La teoria della finestra rotta

L’AMBIENTE CONDIZIONA E INVITA

Una suggestiva teoria che spiega l’ inversione di rotta a New York giunge da due criminologi, James Q. Wilson e George Kelling.
Nei loro libri, nelle conferenze, nei corsi universitari propagandano l’equazione “il disordine attira il crimine”.
Hanno inventato la “teoria della finestra rotta”.

Ovunque, dalla metropoli al paesino di montagna, una finestra rotta sembra un episodio insignificante invece è l’inizio di una spirale che porta ad atti criminosi, è un biglietto di invito diffuso fra balordi a comportarsi male.

Secondo questa teoria l’impulso a imboccare una certa strada non arriva dal carattere di una persona ma dalle componenti dell’ambiente in cui vive, dall’atmosfera in cui siamo immersi, dagli esempi che riceviamo, da ciò che abbiamo sotto gli occhi.

Il malvivente non è un individuo che ascolta solo le lusinghe del suo cuore nero, ma una persona influenzabile da luoghi e circostanze che lo circondano, una antenna che registra segnali che gli suggeriscono di arruolarsi nelle schiere dei malviventi.

Sembra un punto di partenza troppo semplice per essere vero: nei fatti si dimostrerà un’intuizione geniale.

Scendiamo nei dettagli.
Se nel nostro quartiere, una zona abitata da persone oneste, un posto tranquillo, ordinato, un cretino rompe con un sasso una finestra e nessuno la ripara viene issata la bandiera nera della filibusta; tutti i pirati della zona scorgono il segnale, accorrono e spadroneggiano.
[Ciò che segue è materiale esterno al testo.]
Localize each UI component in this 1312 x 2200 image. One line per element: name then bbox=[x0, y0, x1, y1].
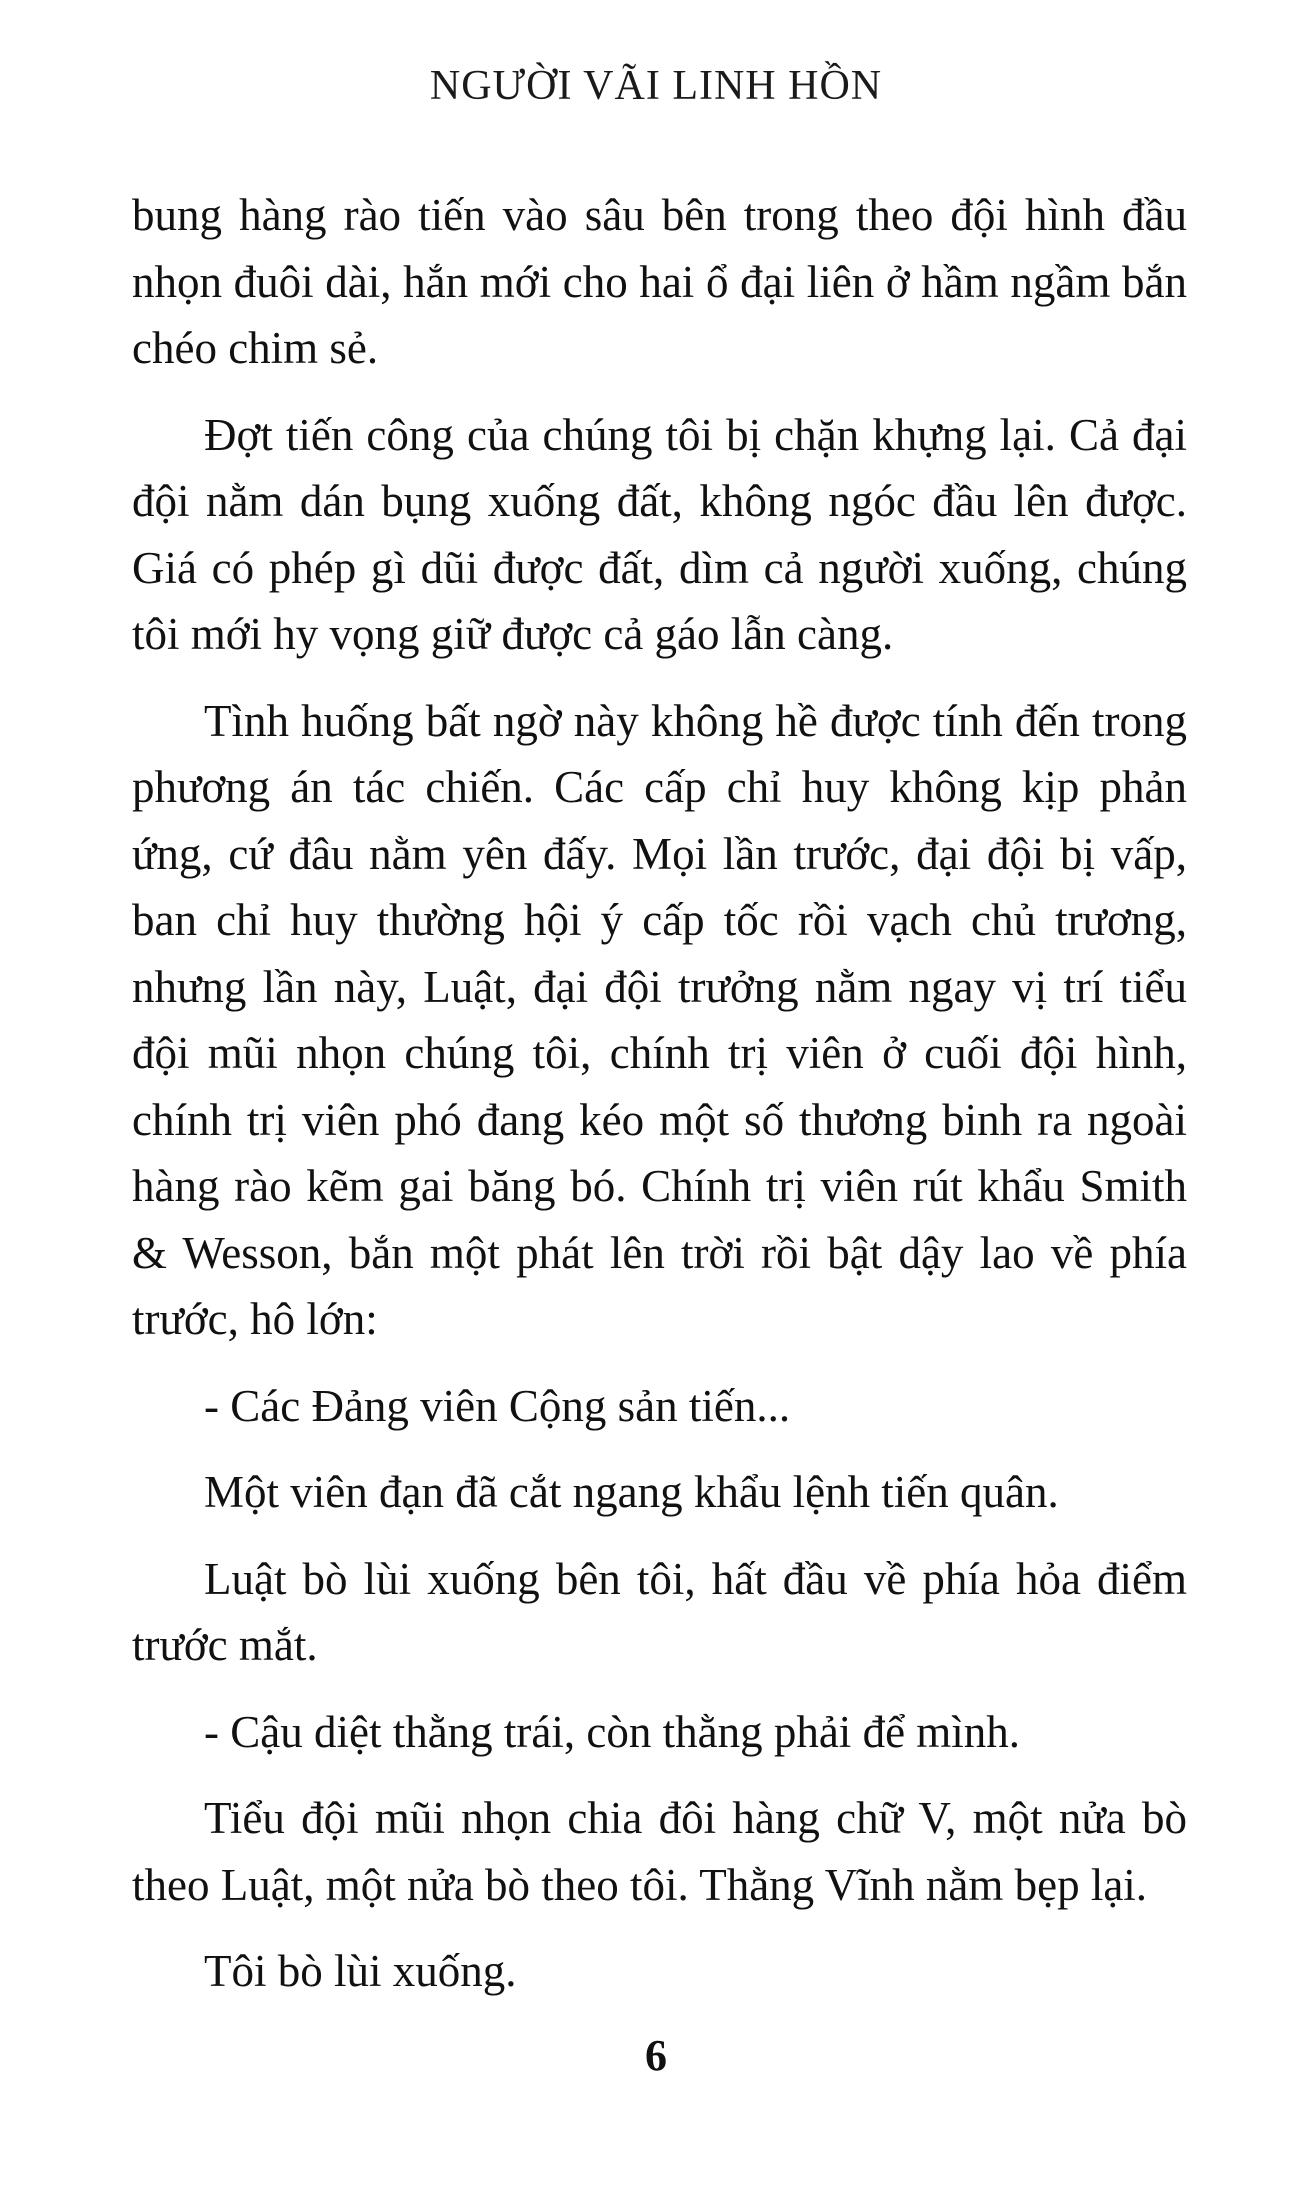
paragraph-1: bung hàng rào tiến vào sâu bên trong theo đội hình đầu nhọn đuôi dài, hắn mới cho hai ổ đại liên ở hầm ngầm bắn chéo chim sẻ. bbox=[132, 190, 1187, 373]
paragraph-7: - Cậu diệt thằng trái, còn thằng phải để mình. bbox=[204, 1706, 1021, 1757]
paragraph-3: Tình huống bất ngờ này không hề được tính đến trong phương án tác chiến. Các cấp chỉ huy không kịp phản ứng, cứ đâu nằm yên đấy. Mọi lần trước, đại đội bị vấp, ban chỉ huy thường hội ý cấp tốc rồi vạch chủ trương, nhưng lần này, Luật, đại đội trưởng nằm ngay vị trí tiểu đội mũi nhọn chúng tôi, chính trị viên ở cuối đội hình, chính trị viên phó đang kéo một số thương binh ra ngoài hàng rào kẽm gai băng bó. Chính trị viên rút khẩu Smith & Wesson, bắn một phát lên trời rồi bật dậy lao về phía trước, hô lớn: bbox=[132, 695, 1187, 1344]
body-text bbox=[132, 182, 1187, 2025]
paragraph-2: Đợt tiến công của chúng tôi bị chặn khựng lại. Cả đại đội nằm dán bụng xuống đất, không ngóc đầu lên được. Giá có phép gì dũi được đất, dìm cả người xuống, chúng tôi mới hy vọng giữ được cả gáo lẫn càng. bbox=[132, 409, 1187, 659]
paragraph-6: Luật bò lùi xuống bên tôi, hất đầu về phía hỏa điểm trước mắt. bbox=[132, 1553, 1187, 1670]
page-number: 6 bbox=[645, 2031, 667, 2080]
running-header-title: NGƯỜI VÃI LINH HỒN bbox=[429, 63, 883, 109]
paragraph-4: - Các Đảng viên Cộng sản tiến... bbox=[204, 1380, 791, 1431]
paragraph-5: Một viên đạn đã cắt ngang khẩu lệnh tiến quân. bbox=[204, 1467, 1059, 1517]
paragraph-9: Tôi bò lùi xuống. bbox=[204, 1946, 517, 1996]
paragraph-8: Tiểu đội mũi nhọn chia đôi hàng chữ V, một nửa bò theo Luật, một nửa bò theo tôi. Thằng Vĩnh nằm bẹp lại. bbox=[132, 1793, 1187, 1910]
Vedendo il buco nella tapparella, i vetri infranti, ma soprattutto intuendo che nessuno se ne preoccupa si convincono di aver trovato un territorio dove l’ordine è un optional.
Un altro malvivente scaglierà un sasso verso un’altra finestra, fracassandola, tanto nessuno si fa vivo, non ci sono lamentele.
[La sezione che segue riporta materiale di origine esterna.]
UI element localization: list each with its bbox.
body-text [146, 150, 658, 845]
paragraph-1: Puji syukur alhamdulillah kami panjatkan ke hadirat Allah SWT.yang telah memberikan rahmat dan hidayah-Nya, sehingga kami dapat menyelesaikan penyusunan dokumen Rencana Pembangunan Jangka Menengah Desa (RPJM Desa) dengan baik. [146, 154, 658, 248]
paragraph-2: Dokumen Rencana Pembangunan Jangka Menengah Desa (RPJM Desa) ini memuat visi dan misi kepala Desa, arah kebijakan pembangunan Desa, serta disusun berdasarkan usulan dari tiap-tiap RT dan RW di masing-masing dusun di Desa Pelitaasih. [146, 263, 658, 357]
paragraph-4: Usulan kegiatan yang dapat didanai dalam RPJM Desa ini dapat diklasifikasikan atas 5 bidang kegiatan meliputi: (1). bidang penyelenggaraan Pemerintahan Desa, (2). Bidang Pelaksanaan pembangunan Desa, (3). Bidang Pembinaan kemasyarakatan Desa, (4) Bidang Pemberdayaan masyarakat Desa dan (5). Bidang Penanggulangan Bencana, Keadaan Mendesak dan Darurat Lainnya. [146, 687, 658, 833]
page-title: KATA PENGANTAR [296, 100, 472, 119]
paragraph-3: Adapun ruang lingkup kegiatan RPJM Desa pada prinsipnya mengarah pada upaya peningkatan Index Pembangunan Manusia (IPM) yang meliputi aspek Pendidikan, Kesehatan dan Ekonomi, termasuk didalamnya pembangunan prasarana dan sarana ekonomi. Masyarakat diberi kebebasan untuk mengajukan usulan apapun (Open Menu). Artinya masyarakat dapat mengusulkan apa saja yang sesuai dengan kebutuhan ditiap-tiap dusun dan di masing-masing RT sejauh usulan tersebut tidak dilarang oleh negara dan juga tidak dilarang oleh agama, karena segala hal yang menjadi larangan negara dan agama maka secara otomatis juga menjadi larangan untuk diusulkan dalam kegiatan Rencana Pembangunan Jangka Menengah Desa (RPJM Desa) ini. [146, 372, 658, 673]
Il senso di impunità si accresce, diventa anarchia: qui si può fare di tutto dato che ognuno fa gli affari suoi, non ci saranno denunce o reprimende perché qui la gente è o pavida o indifferente, o tutte e due le cose insieme.

Estendendo il concetto, se si tollera che un accattone diventi aggressivo quando non gli diamo quattrini al semaforo, se ci disinteressiamo di chi sporca le facciate della case , se nessuno chiama le forze dell’ordine quando vede che un malintenzionato rovina i cartelli stradali, butta razzetti nella casella della posta, se sorridiamo osservando chi sale sul pullman senza pagare il biglietto, assumiamo lo stesso comportamento di chi vede una finestra rotta e non si interessa affinché venga prontamente riparata.

La situazione è descritta nel saggio “Fixing broken windows” di Kelling e Coles “Rapinatori e ladri, sia occasionali sia di professione, sanno che le possibilità di essere catturati, o persino identificati, si riducono moltissimo se attuano i loro propositi criminali nelle strade percorse dalle vittime potenziali già intimidite dalle condizioni dominanti. Se il vicinato non è in grado di impedire ad un accattone fastidioso di importunare la gente, il ladro può desumere che sia ancora meno probabile che si chiami la polizia per identificare un potenziale rapinatore o per accorrere se la rapina è in atto”.

Sono frasi da sottolineare e spedire alle anime belle che giustificano comportamenti sociali ritenuti non pericolosi perché riguardano piccole trasgressioni, lanciano alte grida di attentato alla libertà quando le forze dell’ordine fermano e controllano chi gira in atteggiamento sospetto per poi strapparsi le vesti in grisaglia, per nascondere la coda di paglia, quando trovano l’auto zigzagata con un chiodo e da questo momento in poi invocano la pena di morte.